The stakes: a “new landscape” and a program built on pressure

Coyle has repeatedly tied the coaching search to the broader changes reshaping college athletics. He has said the next coach must be comfortable handling not only coaching and recruiting, but also the business side of the program, including the transfer portal, NIL money, revenue sharing, and Canadian major junior players coming south to the NCAA. Coyle also said the school might eventually hire a general manager, or multiple managers, to oversee that side of the operation.

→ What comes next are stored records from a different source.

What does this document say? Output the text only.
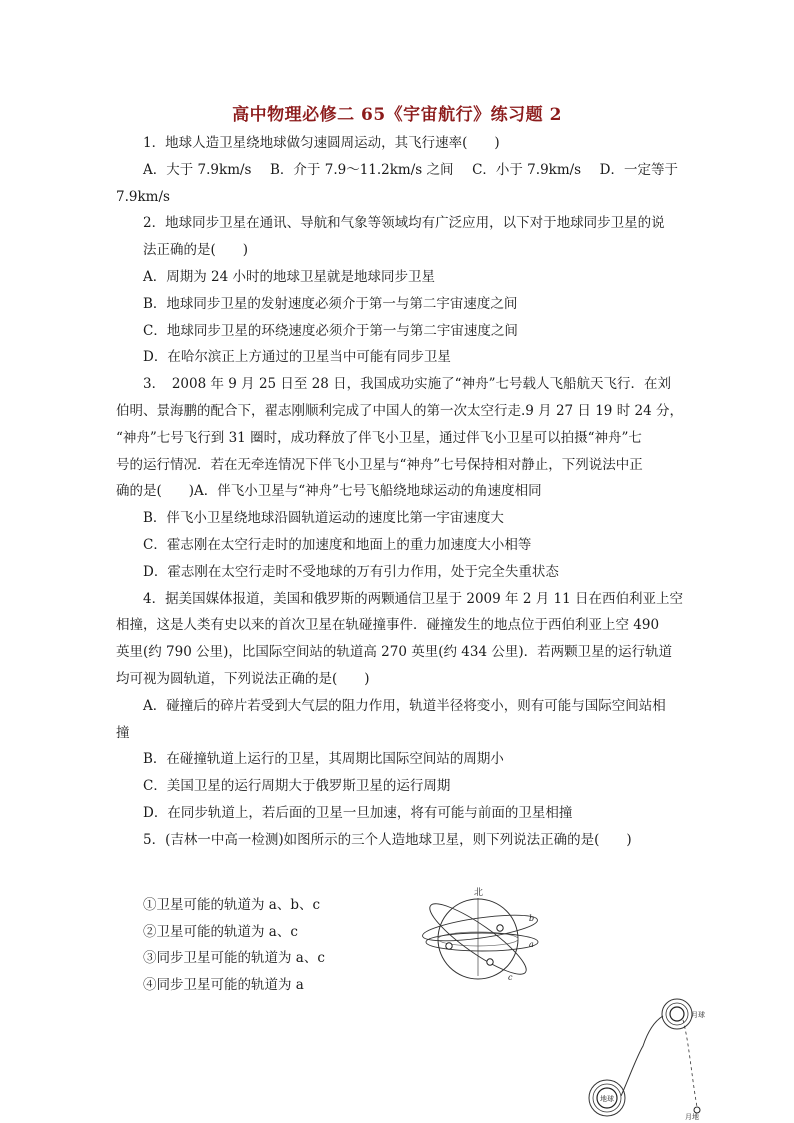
高中物理必修二 65《宇宙航行》练习题 2
1．地球人造卫星绕地球做匀速圆周运动，其飞行速率(　　)
A．大于 7.9km/s B．介于 7.9～11.2km/s 之间 C．小于 7.9km/s D．一定等于
7.9km/s
2．地球同步卫星在通讯、导航和气象等领域均有广泛应用，以下对于地球同步卫星的说
法正确的是(　　)
A．周期为 24 小时的地球卫星就是地球同步卫星
B．地球同步卫星的发射速度必须介于第一与第二宇宙速度之间
C．地球同步卫星的环绕速度必须介于第一与第二宇宙速度之间
D．在哈尔滨正上方通过的卫星当中可能有同步卫星
3．　2008 年 9 月 25 日至 28 日，我国成功实施了“神舟”七号载人飞船航天飞行．在刘
伯明、景海鹏的配合下，翟志刚顺利完成了中国人的第一次太空行走.9 月 27 日 19 时 24 分，
“神舟”七号飞行到 31 圈时，成功释放了伴飞小卫星，通过伴飞小卫星可以拍摄“神舟”七
号的运行情况．若在无牵连情况下伴飞小卫星与“神舟”七号保持相对静止，下列说法中正
确的是(　　)A．伴飞小卫星与“神舟”七号飞船绕地球运动的角速度相同
B．伴飞小卫星绕地球沿圆轨道运动的速度比第一宇宙速度大
C．霍志刚在太空行走时的加速度和地面上的重力加速度大小相等
D．霍志刚在太空行走时不受地球的万有引力作用，处于完全失重状态
4．据美国媒体报道，美国和俄罗斯的两颗通信卫星于 2009 年 2 月 11 日在西伯利亚上空
相撞，这是人类有史以来的首次卫星在轨碰撞事件．碰撞发生的地点位于西伯利亚上空 490
英里(约 790 公里)，比国际空间站的轨道高 270 英里(约 434 公里)．若两颗卫星的运行轨道
均可视为圆轨道，下列说法正确的是(　　)
A．碰撞后的碎片若受到大气层的阻力作用，轨道半径将变小，则有可能与国际空间站相
撞
B．在碰撞轨道上运行的卫星，其周期比国际空间站的周期小
C．美国卫星的运行周期大于俄罗斯卫星的运行周期
D．在同步轨道上，若后面的卫星一旦加速，将有可能与前面的卫星相撞
5．(吉林一中高一检测)如图所示的三个人造地球卫星，则下列说法正确的是(　　)
①卫星可能的轨道为 a、b、c
②卫星可能的轨道为 a、c
③同步卫星可能的轨道为 a、c
④同步卫星可能的轨道为 a
北
a
b
c
地球
月球
月地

Those expectations sit alongside the specific pressure points of the Minnesota job. Coyle said he wants someone who understands what Gopher hockey means to the state, calling it “a big, big deal, ” and stressed the need for a leader who can manage the program on and off the ice.

Coyle’s comments also put the departure of Motzko in a longer frame than a single season. Motzko had one year left on a contract paying $750, 000. Coyle said he began talking to Motzko about his future a month ago, then met with him last Monday and Tuesday to discuss the long-term direction of the program after the team finished its first losing season since 1999, closing with a loss to Penn State. Coyle said he and Motzko reached the same conclusion that the best long-term decision was for Motzko to step away and for the program to go in a new direction.

For now, the public facts are clear on the mechanics and the demands, but not on the endgame: the University of Minnesota is conducting a fast-moving, multi-candidate process, and brett larson remains one of the names directly connected to interviews as Coyle keeps the timeline and final decision points undisclosed.